А вот непреложно зрим был Август, он стоял перед ним вполне осязаемый — несколько не вышел ростом, но при всей своей едва ли не хрупкой грациозности царственно-статен, лицо все еще мальчишески-юное, хотя коротко остриженные волосы уже тронула седина, — стоял перед ним во плоти и говорил;

— Коль скоро ты не пожелал утруждать себя визитом ко мне, пришлось мне поспешить самому, приветствую тебя на италийской земле.

Странно было осознавать, что начинается череда словес, что ему предстоит теперь отвечать фразой на фразу, но воцарившаяся вокруг осязаемость хоть и обострила вновь ощущение болезни, но и облегчила ему речь:

— Ты через своих врачей принудил меня к этому предосудительному нежеланию, Октавиан Август, но ты же своим появлением и вознаграждаешь меня.

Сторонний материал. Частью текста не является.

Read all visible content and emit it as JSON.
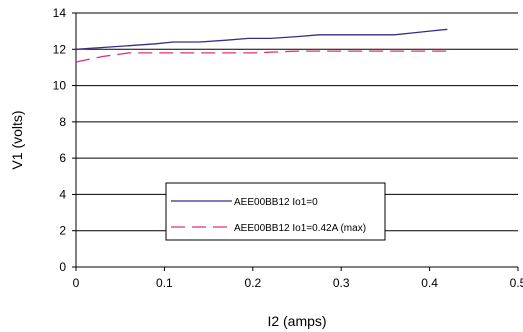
{
  "chart_data": {
    "type": "line",
    "xlabel": "I2 (amps)",
    "ylabel": "V1 (volts)",
    "xlim": [
      0,
      0.5
    ],
    "ylim": [
      0,
      14
    ],
    "x_ticks": [
      "0",
      "0.1",
      "0.2",
      "0.3",
      "0.4",
      "0.5"
    ],
    "y_ticks": [
      "0",
      "2",
      "4",
      "6",
      "8",
      "10",
      "12",
      "14"
    ],
    "grid": "horizontal",
    "legend_position": "center",
    "series": [
      {
        "name": "AEE00BB12  Io1=0",
        "color": "#3b2a8c",
        "style": "solid",
        "x": [
          0,
          0.03,
          0.06,
          0.09,
          0.11,
          0.14,
          0.17,
          0.195,
          0.22,
          0.25,
          0.275,
          0.3,
          0.33,
          0.36,
          0.38,
          0.4,
          0.42
        ],
        "y": [
          12.0,
          12.1,
          12.2,
          12.3,
          12.4,
          12.4,
          12.5,
          12.6,
          12.6,
          12.7,
          12.8,
          12.8,
          12.8,
          12.8,
          12.9,
          13.0,
          13.1
        ]
      },
      {
        "name": "AEE00BB12  Io1=0.42A (max)",
        "color": "#e0307a",
        "style": "dashed",
        "x": [
          0,
          0.03,
          0.06,
          0.1,
          0.15,
          0.2,
          0.25,
          0.3,
          0.35,
          0.4,
          0.42
        ],
        "y": [
          11.3,
          11.6,
          11.8,
          11.8,
          11.8,
          11.8,
          11.9,
          11.9,
          11.9,
          11.9,
          11.9
        ]
      }
    ]
  }
}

— Это моя первая свободная минута с тех пор, как я сошел на берег, и я рад, что могу посвятить ее тебе. Брундизий всегда приносил счастье мне и моим близким.

— В Брундизии ты, девятнадцатилетним юношей прибыв из Аполлонии, наследовал Юлию, твоему божественному отцу, в Брундизии ты заключил союз со своими соперниками, открывший тебе путь к благословенному господству над Римом; всего пять лет разделяют эти события, я помню.

— Это те пять лет, что отделяют твоего «Комара» от твоих «Буколик»; «Комара» ты посвятил мне, «Буколики» Азинию Поллиону — ему, стало быть, повезло не в пример больше, хоть он того и заслужил, равно как и Меценат заслужил посвящение «Георгик», ведь без них двоих договор в Брундизии едва ли был бы заключен на столь выигрышных условиях.

Что означала эта тонкая улыбка, сопровождавшая речь Цезаря? Зачем он заговорил о посвящениях? Цезарь никогда не ронял слов впустую, без значения и намерения; лучше, стало быть, отвлечь его от стихов.

— Из Брундизия ты отправился в Грецию, в поход на Антония; вернись мы двумя неделями раньше, ты смог бы отпраздновать годовщину победы при Акции здесь, у ее истока.